Nachrichten 21.03.2022

Kardiogener Schock: Warum überleben Frauen seltener?

Frauen mit kardiogenem Schock werden mitunter anders behandelt als Männer und überleben seltener, haben dänische Kardiologen herausgefunden. Liegt das an Verzögerungen bei der Diagnose und Therapie?

Ob sich das klinische Erscheinungsbild und die Behandlung von Patienten mit kardiogenem Schock zwischen den Geschlechtern unterscheidet, ist bisher wenig erforscht. In einer dänischen Kohorte variierte die Therapie von weiblichen und männlichen Patienten und Frauen überlebten seltener. Die Studie wurde beim Acute Cardio VascularCare Kongress der Europäischen Gesellschaft für Kardiologie (ESC) vorgestellt.

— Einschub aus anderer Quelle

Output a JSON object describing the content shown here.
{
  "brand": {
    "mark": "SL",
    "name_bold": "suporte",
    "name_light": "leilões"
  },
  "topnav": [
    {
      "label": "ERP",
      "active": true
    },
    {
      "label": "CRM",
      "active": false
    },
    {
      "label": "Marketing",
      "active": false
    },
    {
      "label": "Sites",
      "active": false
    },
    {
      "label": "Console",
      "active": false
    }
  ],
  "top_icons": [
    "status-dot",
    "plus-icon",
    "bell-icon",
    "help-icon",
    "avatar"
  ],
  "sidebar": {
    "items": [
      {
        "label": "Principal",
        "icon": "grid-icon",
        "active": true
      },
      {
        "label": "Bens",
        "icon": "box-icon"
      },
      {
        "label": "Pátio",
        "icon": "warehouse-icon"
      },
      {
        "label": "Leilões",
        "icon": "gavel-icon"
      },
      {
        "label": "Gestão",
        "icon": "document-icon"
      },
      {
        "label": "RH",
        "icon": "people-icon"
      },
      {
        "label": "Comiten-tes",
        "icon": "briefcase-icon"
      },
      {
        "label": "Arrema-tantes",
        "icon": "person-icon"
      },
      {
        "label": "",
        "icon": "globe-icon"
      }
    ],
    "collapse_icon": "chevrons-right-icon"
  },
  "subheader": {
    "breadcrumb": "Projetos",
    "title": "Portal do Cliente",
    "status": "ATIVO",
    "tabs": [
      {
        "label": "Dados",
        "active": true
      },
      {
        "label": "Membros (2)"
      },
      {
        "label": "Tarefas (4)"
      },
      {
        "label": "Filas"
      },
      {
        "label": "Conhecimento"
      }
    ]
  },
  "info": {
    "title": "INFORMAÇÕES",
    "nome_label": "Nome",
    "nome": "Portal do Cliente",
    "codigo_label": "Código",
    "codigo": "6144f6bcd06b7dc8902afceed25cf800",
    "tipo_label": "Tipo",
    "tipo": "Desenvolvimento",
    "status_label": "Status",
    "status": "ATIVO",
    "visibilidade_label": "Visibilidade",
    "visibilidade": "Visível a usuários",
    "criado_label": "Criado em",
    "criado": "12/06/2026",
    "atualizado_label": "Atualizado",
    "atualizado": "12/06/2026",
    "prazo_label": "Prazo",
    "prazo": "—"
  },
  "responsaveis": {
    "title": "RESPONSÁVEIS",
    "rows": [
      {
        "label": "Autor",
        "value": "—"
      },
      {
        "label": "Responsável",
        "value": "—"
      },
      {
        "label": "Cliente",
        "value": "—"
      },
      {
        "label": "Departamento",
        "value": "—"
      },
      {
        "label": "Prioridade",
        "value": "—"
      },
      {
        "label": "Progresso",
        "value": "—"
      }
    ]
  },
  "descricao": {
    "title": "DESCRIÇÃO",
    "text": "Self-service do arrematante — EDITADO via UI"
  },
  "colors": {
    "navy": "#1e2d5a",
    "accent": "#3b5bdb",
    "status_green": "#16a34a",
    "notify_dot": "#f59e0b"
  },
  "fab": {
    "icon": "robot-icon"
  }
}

In die Analyse wurden alle Patientinnen und Patienten einbezogen, die als Folge eines Herzinfarktes einen kardiogenen Schock entwickelt hatten und deshalb zwischen 2010 und 2017 in zwei großen, dänischen Spezialkliniken behandelt worden waren. Mithilfe der Krankenakten ermittelten Mediziner um Dr. Sarah Holle vom Universitätsklinikum Kopenhagen Patientenmerkmale, Therapie und 30-Tages-Mortalität. Daten zum langfristigen Sterberisiko stammten aus dem dänischen Patientenregister.

Klinische Merkmale waren ähnlich

Von den mehr als 1.700 Patienten waren 26% Frauen. Diese waren median 71 Jahre alt, während das Durchschnittsalter der Männer bei 66 Jahren lag. Beide Geschlechter hatten ähnliche Ausgangsmerkmale, abgesehen von Bluthochdruck und COPD, was bei Frauen häufiger vorkam. Die klinischen Parameter während des kardiogenen Schocks wie Blutdruck, Herzfrequenz, Laktatspiegel und linksventrikuläre Ejektionsfraktion waren zwischen beiden Geschlechtern vergleichbar.

Frauen wurden im Vergleich zu Männern häufiger in ein lokales statt in ein spezialisiertes Krankenhaus eingeliefert (41% vs. 30%), hatten jedoch auch seltener einen Herzstillstand außerhalb der Klinik (25% vs. 48%). Auch die Behandlung unterschied sich: Frauen erhielten seltener eine mechanische Kreislaufunterstützung (19% vs. 26%), minimalinvasive oder chirurgische Eingriffe, um den Blutfluss in blockierten Arterien wiederherzustellen (83% vs. 88%) und eine mechanische Beatmung (67% vs. 82%).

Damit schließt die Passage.